In the UK, Swedish cleantech group Hexicon has also chosen Mingyang as its preferred supplier for its floating offshore wind project.
Other company executives admit that lower prices might persuade them to turn to Chinese suppliers.
“We don’t have Chinese turbines, but if prices stay at this level, I think we’ll start to see more companies using them,” said Miguel Stilwell d’Andrade, chief executive of Portuguese wind developer EDP, which is 21 percent owned by China’s Three Gorges Power Corporation. “We’ll consider them even if they’re more competitive.”
Ignacio Galán, chief executive of Spanish utility Iberdrola, added that the company tends to focus on local suppliers, but if Chinese manufacturers “produce reliable and competitive turbines, we would be open to considering them as potential suppliers.”
Additionally, analysts at Aegir Insights say that a 250-megawatt floating offshore wind farm off the coast of Brittany, France, may not be feasible without cheaper turbines, likely Chinese or made outside Europe.
However, the Chinese still have a long way to go to catch up with their European rivals. Major turbine makers Goldwind and Windey accounted for just 1 percent of the market share in Europe last year, according to the Global Wind Energy Council (GWEC).
Mads Nipper, chief executive of Danish wind and solar farm developer Ørsted, played down fears of a Chinese threat to domestic turbine makers when he told the Financial Times earlier this year that they were unlikely to gain significant market share in Western Europe.
The China Chamber of Commerce in the EU (CCCEU) insists that “technological competition and intense competition, not state subsidies, drive the competitiveness of Chinese companies.” It added that the EU investigation into Chinese subsidies has sparked “deep dissatisfaction and concern.”
Chinese lawmaker Zhejiang Windey supported the House, saying there were no “unfair and implicit state subsidies.”
He added: “We also demand a fair, open and transparent wind market, without being manipulated by any single party. We just want to contribute to the global energy transition, with our experience and technology.”
The GWEC, which counts Chinese companies including Zhejiang Windey and Mingyang among its members, agreed that maintaining “fair and transparent trade practices” was important in the face of EU measures to protect cleantech jobs from Beijing’s exports.

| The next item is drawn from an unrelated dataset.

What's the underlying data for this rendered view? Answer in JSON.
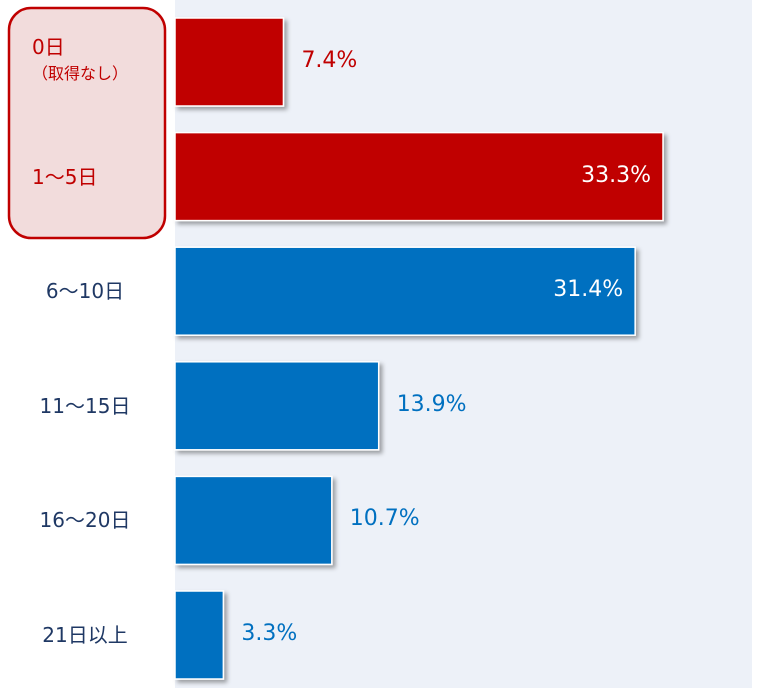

The measures, which include investigating EU subsidies, have fueled concerns that without Chinese technology the region might miss its carbon targets. The EU has set tough climate targets that it estimates could cost €1.5 trillion a year in investments.
“If in Europe we follow a reshoring program, with import substitution and domestic production objectives, we risk [ . . .] slowing down the energy transition in Europe as everything would become a bit more expensive,” said Simone Tagliapietra, senior fellow at the Bruegel think-tank.
“Instead of going against gravity and beating the Chinese or trying to compete with the Chinese on the economies of scale that they have built, we would be better off focusing on an innovation-driven industrial policy.”
Jonathan Cole, chairman of GWEC but speaking in his capacity as CEO of global wind developer Corio Generation, agrees. Cutting Chinese companies out of the global supply chain would “significantly hinder” the ability to meet decarbonization goals, he said.
“A positive fiscal policy designed to stimulate the growth of local supply chains is more likely to help us achieve our goals than a policy designed to discourage or exclude foreign suppliers,” he added.
Some European politicians also warn of too many barriers to Chinese companies. “We want cheap, fast and quality domestic production. We can only have two of those three. We should make a tactical choice,” said a senior EU diplomat.